A similar imbalance, though with no attendant shortfall, affects the Broadway revival of Alfred Uhry's 1987 play, Driving Miss Daisy (Golden Theatre), the original Off-Broadway production of which made Dana Ivey an official heroine of the New York stage and, ultimately, established Morgan Freeman as a major film star. Uhry's work details the prickly path to friendship between Daisy (Vanessa Redgrave), a touchy, elderly Jewish widow in Atlanta, and Hoke (James Earl Jones), the patient but prideful African-American whom Daisy's businessman son (Boyd Gaines) hires to chauffeur her when her increasing lack of motor coordination becomes potentially hazardous.
Uhry's sad-sweet tale, like Cho's, is sturdily built, in short, sharply pointed scenes, ingeniously chosen to alternate moments of the kinship that Daisy and Hoke share, as outsiders in the white South of the pre–civil rights era, with equally telling moments that highlight their differences—of gender, class, and individual outlook as well as of ethnicity. As the play moves forward in time, and equality becomes at least a legal reality for Southern blacks, complications increase, but so do bonds; the pair's final conciliation is fully earned, a matter of lived history, not an author's sentimental gesture.

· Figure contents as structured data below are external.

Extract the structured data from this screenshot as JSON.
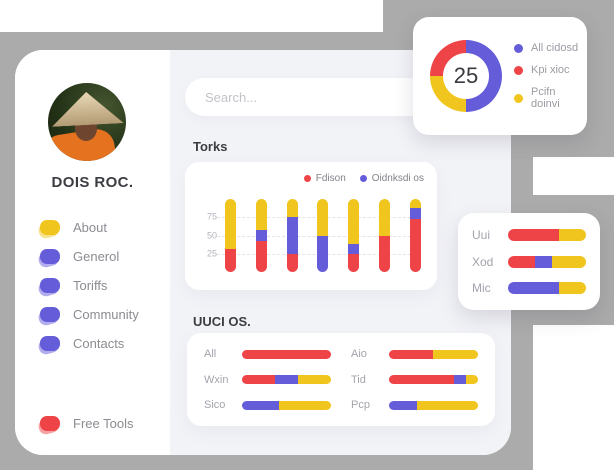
{
  "palette": {
    "red": "#ee4448",
    "blue": "#655cd9",
    "yellow": "#f0c61e",
    "gray_shape": "#ababab"
  },
  "sidebar": {
    "name": "DOIS ROC.",
    "items": [
      {
        "label": "About",
        "color": "yellow"
      },
      {
        "label": "Generol",
        "color": "blue"
      },
      {
        "label": "Toriffs",
        "color": "blue"
      },
      {
        "label": "Community",
        "color": "blue"
      },
      {
        "label": "Contacts",
        "color": "blue"
      }
    ],
    "footer_item": {
      "label": "Free Tools",
      "color": "red"
    }
  },
  "search": {
    "placeholder": "Search..."
  },
  "chart_data": [
    {
      "id": "donut",
      "type": "pie",
      "center_label": "25",
      "segments_clockwise_from_top": [
        {
          "color": "blue",
          "value": 50
        },
        {
          "color": "yellow",
          "value": 25
        },
        {
          "color": "red",
          "value": 25
        }
      ],
      "legend": [
        {
          "label": "All cidosd",
          "color": "blue"
        },
        {
          "label": "Kpi xioc",
          "color": "red"
        },
        {
          "label": "Pcifn doinvi",
          "color": "yellow"
        }
      ],
      "legend_position": "right"
    },
    {
      "id": "torks",
      "type": "bar",
      "orientation": "vertical",
      "title": "Torks",
      "stack_order": [
        "red",
        "blue",
        "yellow"
      ],
      "legend": [
        {
          "label": "Fdison",
          "color": "red"
        },
        {
          "label": "Oidnksdi os",
          "color": "blue"
        }
      ],
      "yticks": [
        75,
        50,
        25
      ],
      "ymax": 100,
      "grid": "dashed",
      "bars": [
        [
          31,
          0,
          69
        ],
        [
          43,
          15,
          42
        ],
        [
          24,
          52,
          24
        ],
        [
          0,
          49,
          51
        ],
        [
          24,
          14,
          62
        ],
        [
          49,
          0,
          51
        ],
        [
          72,
          16,
          12
        ]
      ]
    },
    {
      "id": "uuci",
      "type": "bar",
      "orientation": "horizontal",
      "title": "UUCI OS.",
      "rows": [
        {
          "label": "All",
          "segments": [
            [
              "red",
              100
            ]
          ]
        },
        {
          "label": "Wxin",
          "segments": [
            [
              "red",
              37
            ],
            [
              "blue",
              26
            ],
            [
              "yellow",
              37
            ]
          ]
        },
        {
          "label": "Sico",
          "segments": [
            [
              "blue",
              42
            ],
            [
              "yellow",
              58
            ]
          ]
        },
        {
          "label": "Aio",
          "segments": [
            [
              "red",
              49
            ],
            [
              "yellow",
              51
            ]
          ]
        },
        {
          "label": "Tid",
          "segments": [
            [
              "red",
              73
            ],
            [
              "blue",
              14
            ],
            [
              "yellow",
              13
            ]
          ]
        },
        {
          "label": "Pcp",
          "segments": [
            [
              "blue",
              31
            ],
            [
              "yellow",
              69
            ]
          ]
        }
      ]
    },
    {
      "id": "mini",
      "type": "bar",
      "orientation": "horizontal",
      "rows": [
        {
          "label": "Uui",
          "segments": [
            [
              "red",
              65
            ],
            [
              "yellow",
              35
            ]
          ]
        },
        {
          "label": "Xod",
          "segments": [
            [
              "red",
              35
            ],
            [
              "blue",
              22
            ],
            [
              "yellow",
              43
            ]
          ]
        },
        {
          "label": "Mic",
          "segments": [
            [
              "blue",
              65
            ],
            [
              "yellow",
              35
            ]
          ]
        }
      ]
    }
  ]
}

What unbalances David Esbjornson's sensitively shaped production is, improbably, Redgrave: Her painstakingly detailed quietude and delicacy as Daisy, carefully underplayed to fit what's probably a quite valid concept of the era's notion of ladylike gentility, put the character in a softer focus, reducing her power. And though Daisy can't drive the car, she must drive half the play. Instead, Redgrave's results, though never false, seem cautious and deferential. She leaves the way open for Jones, who builds from his own distinctive persona a spectacularly solid performance of Hoke, wholly different from Freeman's unforgettable work yet every bit as convincing. Even more surprisingly, Redgrave's reticence grants space for Gaines to render Daisy's son, Boolie—no more than a necessary functionary in earlier productions—as a figure of both three-dimensionality and significance.
Esbjornson, to whom these two powerhouse performances undoubtedly owe something, has, like Redgrave, been discreet. He deploys extensive scenic apparatus, including projections by Wendall K. Harrington that paint the environment realistically, but does it with such skillful understatement that Uhry's lovely small-scale work feels enriched rather than overwhelmed.